First Printing: The Antique Maps and Antique Prints Blog

First Printing is a weekly blog devoted to antique maps and antique prints. We announce meetings, events, exhibitions, etc. We also list upcoming auctions and antiquarian bookfairs. Please email us if you want to announce an event.

Monday, November 14, 2005

Antique Maps Auction Preview Week Of November 14, 2005

Major California Antique Map Collection Comes To Auction

Only one auction of note to talk about this coming week, but it’s a big one: On Thursday, November 17, at 1 PM PST, PBA Galleries of San Francisco is holding a sale entitled: The Cartography Of California, 16th – 19th Centuries. Maps from a private collection. Lots of top shelf California and west coast antique maps up for sale, including more than 40 maps depicting California as an island. The phenomenon of California as an island began appearing on maps around 1620, and lasted for about one hundred years. Such maps are prized today by collectors.

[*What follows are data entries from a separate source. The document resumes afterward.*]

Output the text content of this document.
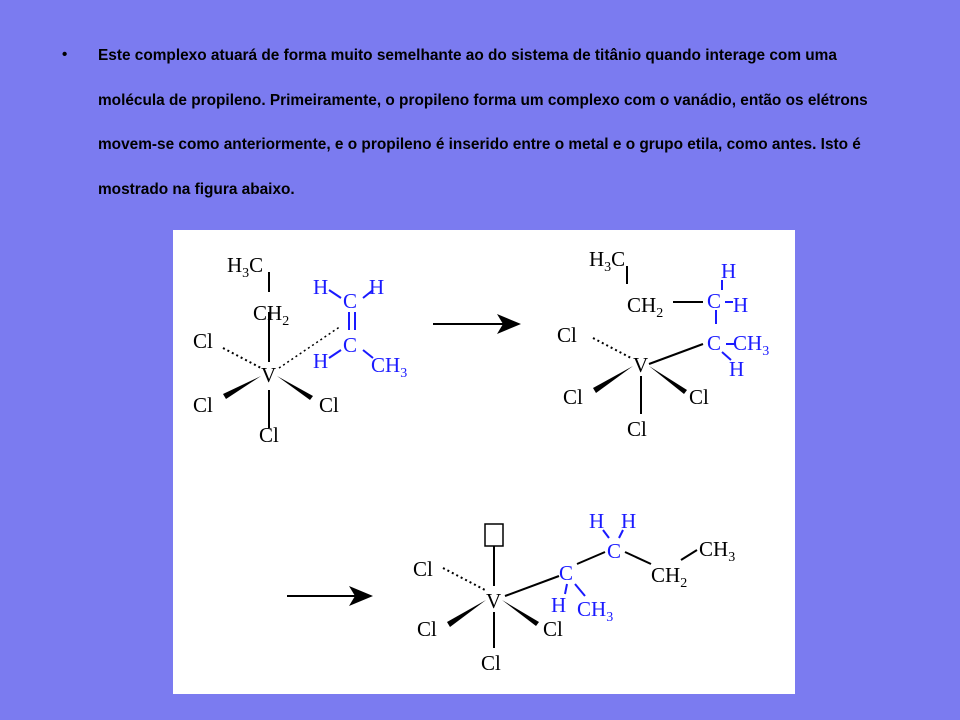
• Este complexo atuará de forma muito semelhante ao do sistema de titânio quando interage com uma molécula de propileno. Primeiramente, o propileno forma um complexo com o vanádio, então os elétrons movem-se como anteriormente, e o propileno é inserido entre o metal e o grupo etila, como antes. Isto é mostrado na figura abaixo.
$H_3C$
$CH_2$
V
Cl
Cl	Cl
Cl
H
C
H
H
C
$CH_3$
$H_3C$
$CH_2$
V
Cl
Cl	Cl
Cl
H
C H
C $CH_3$
H
Cl
V
Cl	Cl
Cl
C
H $CH_3$
H H
C
$CH_2$
$CH_3$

Ortelius’s Landmark Americas Map

One of the most beautiful, as well as important maps of the Americas is that by Abraham Ortelius, Americae Sive Novi Orbis Nova Descriptio. (c. 1573). As was common at the time, the west coast of America is shown too far to the west. PBA is offering the rare second state, in excellent condition, with a presale estimate of $7,000-10,000.(Lot 126). Another example of the same map, considerably less rare, is also in the sale, and there the estimate is $2,500-3,500 (Lot 127).

John Speed’s America

Equally stunning is lot 156, John Speed’s America, showing the western hemisphere, and California as an island. This example, with a presale estimate of $8,000-12,000, was published around 1676. Attractive vignettes border the map, which according to the catalog is in excellent condition.

Sanson’s California

Another landmark map is Nicolas Sanson’s Amerique Septentrionale, (1651). Lot 140, it is an important map in the mapping of California, showing as it does several changes to the island coastline. It is also notable for being the first printed map to delineate the five Great Lakes in recognizable form. Sanson’s masterpiece has a presale estimate of $3,000-5,000.

Items From Beyond California

The sale is not restricted just to representations of California. Some important antique atlases are also in the sale, including John Cary’s New Universal Atlas (1808), lot 197, with a presale estimate of $6,000-9,000; David Burr’s New Universal Atlas (1835), lot 135, estimated $7,000-10,000; an 1856 2-volume Colton atlas, lot 199, estimated at $3,000-5,000. All in all, lots of goodies in this auction for antique map fans, and well worth a visit to PBA Galleries website.